Abstract

Studies in the Appalachian fold and thrust belt and Black Warrior foreland basin in Alabama indicate deposition of two converging clastic wedges. A northeastward-prograding clastic wedge (Floyd-Pride Mountain-Hartselle-Parkwood) reached Alabama by late Meramecian time; progradation continued with deposition of the Lower Pennsylvanian Pottsville Formation. A southwestward-prograding clastic wedge (Pennington-Pottsville) appeared in Alabama in late Mississippian. Foliated quartz-mica rock fragments, unstable polycrystalline quartz, pelitic rock fragments, and polycyclic monocrystalline quartz suggest that the largest and/or most proximal source-rock province was a low-grade metamorphic and sedimentary fold-thrust belt.
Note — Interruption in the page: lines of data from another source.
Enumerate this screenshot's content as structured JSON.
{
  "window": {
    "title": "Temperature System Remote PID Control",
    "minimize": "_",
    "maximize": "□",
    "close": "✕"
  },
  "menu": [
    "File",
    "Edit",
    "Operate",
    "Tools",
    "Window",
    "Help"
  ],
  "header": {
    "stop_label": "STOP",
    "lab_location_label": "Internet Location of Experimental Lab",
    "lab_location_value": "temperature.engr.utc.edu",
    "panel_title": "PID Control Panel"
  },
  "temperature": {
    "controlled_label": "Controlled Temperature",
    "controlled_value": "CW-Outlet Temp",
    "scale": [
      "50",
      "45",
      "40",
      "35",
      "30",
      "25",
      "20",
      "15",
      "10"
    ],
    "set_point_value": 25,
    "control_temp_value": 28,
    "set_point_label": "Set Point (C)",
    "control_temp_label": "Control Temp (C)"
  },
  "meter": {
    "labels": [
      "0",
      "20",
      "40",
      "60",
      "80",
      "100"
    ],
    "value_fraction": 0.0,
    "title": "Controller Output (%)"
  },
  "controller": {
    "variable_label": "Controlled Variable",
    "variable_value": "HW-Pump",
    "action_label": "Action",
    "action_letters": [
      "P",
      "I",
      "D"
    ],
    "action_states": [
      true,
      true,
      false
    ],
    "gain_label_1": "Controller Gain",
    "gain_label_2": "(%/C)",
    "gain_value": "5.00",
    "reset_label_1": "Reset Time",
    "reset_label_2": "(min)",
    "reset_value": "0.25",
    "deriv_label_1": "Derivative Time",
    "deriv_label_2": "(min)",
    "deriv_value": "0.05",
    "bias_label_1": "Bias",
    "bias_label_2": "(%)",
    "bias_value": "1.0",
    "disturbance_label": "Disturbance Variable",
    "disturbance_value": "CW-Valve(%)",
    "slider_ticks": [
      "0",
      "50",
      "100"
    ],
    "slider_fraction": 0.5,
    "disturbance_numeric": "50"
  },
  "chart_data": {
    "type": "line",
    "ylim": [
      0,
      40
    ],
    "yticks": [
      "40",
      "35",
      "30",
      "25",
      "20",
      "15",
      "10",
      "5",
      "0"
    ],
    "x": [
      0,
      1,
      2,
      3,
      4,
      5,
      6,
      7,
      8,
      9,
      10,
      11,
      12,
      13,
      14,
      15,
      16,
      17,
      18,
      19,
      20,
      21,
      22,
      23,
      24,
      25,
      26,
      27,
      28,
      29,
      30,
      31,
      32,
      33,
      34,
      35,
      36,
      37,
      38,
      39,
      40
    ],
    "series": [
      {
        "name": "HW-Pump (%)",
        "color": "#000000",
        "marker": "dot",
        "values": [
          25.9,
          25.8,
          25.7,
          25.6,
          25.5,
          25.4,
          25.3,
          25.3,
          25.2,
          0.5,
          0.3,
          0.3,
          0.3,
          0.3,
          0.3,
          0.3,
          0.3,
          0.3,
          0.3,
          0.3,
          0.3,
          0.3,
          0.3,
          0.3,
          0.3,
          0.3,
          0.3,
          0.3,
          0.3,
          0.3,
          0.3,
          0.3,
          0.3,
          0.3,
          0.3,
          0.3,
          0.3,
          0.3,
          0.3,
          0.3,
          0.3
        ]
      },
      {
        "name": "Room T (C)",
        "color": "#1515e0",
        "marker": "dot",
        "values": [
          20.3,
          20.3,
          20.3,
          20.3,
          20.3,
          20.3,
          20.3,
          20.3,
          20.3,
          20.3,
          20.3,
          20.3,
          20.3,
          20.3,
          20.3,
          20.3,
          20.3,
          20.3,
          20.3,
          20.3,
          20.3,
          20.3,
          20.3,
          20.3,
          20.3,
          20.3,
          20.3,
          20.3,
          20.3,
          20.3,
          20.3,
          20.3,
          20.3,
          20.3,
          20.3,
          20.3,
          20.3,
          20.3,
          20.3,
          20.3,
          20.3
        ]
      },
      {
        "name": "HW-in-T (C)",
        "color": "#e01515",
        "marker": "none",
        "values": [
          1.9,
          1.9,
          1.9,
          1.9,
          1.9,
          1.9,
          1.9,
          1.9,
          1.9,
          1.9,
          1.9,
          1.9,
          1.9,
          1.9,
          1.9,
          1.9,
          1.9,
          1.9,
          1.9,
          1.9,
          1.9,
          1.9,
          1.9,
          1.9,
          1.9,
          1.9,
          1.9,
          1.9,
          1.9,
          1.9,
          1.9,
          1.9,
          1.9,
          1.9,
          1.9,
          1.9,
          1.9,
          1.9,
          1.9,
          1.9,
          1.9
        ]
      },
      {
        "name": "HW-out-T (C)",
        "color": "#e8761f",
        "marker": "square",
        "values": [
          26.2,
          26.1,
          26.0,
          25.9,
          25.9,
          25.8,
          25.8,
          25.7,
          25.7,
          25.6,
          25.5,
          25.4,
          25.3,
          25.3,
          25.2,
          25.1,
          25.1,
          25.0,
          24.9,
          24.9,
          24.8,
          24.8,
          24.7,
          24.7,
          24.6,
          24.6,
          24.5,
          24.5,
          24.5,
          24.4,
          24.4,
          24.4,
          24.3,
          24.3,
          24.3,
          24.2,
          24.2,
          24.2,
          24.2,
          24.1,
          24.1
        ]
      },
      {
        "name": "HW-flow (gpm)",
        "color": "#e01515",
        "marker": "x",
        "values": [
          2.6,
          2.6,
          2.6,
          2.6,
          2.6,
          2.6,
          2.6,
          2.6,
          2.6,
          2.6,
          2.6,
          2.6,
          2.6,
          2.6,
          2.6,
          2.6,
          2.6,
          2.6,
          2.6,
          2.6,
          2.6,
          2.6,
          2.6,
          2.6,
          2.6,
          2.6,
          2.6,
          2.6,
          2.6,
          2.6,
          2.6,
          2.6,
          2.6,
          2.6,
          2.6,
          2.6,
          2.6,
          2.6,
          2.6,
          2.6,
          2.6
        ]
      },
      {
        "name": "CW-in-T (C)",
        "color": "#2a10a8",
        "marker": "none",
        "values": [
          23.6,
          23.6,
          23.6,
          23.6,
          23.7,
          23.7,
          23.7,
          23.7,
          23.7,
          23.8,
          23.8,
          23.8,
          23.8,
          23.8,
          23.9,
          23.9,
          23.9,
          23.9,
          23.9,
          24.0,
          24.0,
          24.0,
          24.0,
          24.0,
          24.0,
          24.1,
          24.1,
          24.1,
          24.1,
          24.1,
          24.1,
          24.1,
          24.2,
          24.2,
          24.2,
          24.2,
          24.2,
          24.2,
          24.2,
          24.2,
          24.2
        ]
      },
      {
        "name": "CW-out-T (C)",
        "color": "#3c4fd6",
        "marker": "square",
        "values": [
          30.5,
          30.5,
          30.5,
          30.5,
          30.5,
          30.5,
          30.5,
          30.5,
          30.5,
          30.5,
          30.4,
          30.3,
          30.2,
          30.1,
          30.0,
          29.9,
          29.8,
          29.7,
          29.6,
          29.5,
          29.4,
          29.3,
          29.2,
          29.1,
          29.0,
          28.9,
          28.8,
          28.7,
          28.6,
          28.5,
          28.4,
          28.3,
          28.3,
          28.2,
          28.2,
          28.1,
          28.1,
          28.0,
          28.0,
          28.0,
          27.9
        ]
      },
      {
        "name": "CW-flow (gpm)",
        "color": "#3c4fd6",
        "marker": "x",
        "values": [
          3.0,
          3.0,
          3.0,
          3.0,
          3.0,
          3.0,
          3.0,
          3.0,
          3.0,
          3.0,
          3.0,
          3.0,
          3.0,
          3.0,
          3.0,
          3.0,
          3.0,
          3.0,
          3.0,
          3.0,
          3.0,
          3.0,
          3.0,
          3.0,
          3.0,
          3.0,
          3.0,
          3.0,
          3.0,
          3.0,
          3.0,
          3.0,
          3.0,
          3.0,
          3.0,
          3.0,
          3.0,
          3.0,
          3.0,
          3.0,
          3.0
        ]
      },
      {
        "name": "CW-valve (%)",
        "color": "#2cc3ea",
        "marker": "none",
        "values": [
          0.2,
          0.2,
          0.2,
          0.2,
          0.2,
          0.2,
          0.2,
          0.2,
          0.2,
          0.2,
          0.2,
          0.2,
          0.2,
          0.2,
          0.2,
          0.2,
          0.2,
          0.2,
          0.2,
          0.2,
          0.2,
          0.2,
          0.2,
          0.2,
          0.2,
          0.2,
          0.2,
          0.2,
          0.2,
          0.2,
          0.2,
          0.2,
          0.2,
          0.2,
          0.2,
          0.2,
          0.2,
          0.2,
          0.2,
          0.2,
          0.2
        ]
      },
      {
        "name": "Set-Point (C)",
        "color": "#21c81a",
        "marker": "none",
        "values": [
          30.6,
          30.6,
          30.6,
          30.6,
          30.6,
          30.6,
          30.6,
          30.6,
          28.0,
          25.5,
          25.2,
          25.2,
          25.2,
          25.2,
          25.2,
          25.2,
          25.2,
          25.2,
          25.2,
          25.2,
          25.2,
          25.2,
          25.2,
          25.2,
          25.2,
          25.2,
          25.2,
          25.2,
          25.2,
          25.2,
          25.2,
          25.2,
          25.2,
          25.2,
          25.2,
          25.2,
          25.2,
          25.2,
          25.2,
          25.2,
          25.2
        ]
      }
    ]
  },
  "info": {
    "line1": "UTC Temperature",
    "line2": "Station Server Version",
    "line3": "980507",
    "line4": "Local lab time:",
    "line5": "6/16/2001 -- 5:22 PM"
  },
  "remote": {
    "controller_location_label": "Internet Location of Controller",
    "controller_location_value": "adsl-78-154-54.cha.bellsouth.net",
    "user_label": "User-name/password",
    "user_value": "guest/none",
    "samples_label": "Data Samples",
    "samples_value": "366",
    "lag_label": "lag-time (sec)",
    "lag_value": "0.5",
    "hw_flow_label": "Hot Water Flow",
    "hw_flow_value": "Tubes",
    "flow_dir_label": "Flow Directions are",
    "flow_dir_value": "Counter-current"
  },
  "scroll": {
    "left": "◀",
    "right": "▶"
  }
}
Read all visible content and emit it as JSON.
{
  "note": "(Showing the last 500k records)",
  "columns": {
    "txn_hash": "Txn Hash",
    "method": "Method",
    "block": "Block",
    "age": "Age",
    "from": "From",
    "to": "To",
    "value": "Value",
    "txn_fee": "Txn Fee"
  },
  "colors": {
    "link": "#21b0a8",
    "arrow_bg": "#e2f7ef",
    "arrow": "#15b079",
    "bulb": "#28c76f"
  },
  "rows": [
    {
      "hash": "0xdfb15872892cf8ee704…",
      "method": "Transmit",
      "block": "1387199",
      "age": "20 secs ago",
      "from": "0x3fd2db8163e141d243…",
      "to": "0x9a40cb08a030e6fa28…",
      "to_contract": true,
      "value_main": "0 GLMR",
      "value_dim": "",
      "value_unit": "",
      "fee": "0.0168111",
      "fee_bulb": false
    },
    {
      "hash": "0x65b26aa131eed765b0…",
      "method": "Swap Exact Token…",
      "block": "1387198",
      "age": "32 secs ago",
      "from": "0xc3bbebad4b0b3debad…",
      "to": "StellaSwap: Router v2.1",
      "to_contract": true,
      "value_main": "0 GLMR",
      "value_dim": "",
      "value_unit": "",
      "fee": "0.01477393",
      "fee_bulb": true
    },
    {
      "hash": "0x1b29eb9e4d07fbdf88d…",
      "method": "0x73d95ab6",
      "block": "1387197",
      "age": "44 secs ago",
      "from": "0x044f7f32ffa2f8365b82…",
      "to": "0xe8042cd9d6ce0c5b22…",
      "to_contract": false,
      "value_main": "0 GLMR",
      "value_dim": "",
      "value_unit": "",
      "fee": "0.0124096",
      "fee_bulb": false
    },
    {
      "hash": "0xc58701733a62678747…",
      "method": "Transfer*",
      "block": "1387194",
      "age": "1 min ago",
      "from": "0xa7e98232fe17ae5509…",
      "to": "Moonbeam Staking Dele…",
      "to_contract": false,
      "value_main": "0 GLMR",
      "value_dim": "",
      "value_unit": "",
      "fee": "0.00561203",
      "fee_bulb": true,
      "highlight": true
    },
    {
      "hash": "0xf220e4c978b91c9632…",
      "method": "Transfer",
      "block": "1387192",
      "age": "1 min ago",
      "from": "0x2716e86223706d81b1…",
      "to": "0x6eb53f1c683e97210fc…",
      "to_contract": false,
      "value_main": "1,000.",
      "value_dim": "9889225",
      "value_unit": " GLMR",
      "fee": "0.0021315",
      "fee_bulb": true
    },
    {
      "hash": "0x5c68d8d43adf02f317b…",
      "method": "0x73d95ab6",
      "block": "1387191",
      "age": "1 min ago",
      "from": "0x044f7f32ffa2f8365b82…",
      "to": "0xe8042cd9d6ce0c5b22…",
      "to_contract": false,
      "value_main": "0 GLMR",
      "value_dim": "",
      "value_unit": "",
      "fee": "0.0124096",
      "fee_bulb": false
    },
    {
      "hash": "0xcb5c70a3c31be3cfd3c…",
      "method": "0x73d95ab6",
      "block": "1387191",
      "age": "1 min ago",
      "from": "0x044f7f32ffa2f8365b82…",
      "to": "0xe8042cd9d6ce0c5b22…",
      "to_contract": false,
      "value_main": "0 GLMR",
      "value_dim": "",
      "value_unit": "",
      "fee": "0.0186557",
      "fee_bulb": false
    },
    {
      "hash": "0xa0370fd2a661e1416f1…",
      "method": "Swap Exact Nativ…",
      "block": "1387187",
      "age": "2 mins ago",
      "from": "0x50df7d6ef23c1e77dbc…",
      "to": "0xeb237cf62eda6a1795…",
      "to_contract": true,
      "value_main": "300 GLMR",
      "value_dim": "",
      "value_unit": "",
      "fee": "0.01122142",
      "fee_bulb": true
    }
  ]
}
Detrital chert suggests derivation from a subduction complex or from bedded chert incorporated in a fold-thrust belt. Andesitic + or - basaltic and dacitic volcanic rock fragments indicate the presence of an arc complex. A complex source terrain produced by juxtaposition of a fold-thrust belt, subduction complex, and arc suggests collision of the Alabama promontory of the southern margin of North America with an arc or with a microcontinent and associated continental-margin arc.--Modified journal abstract.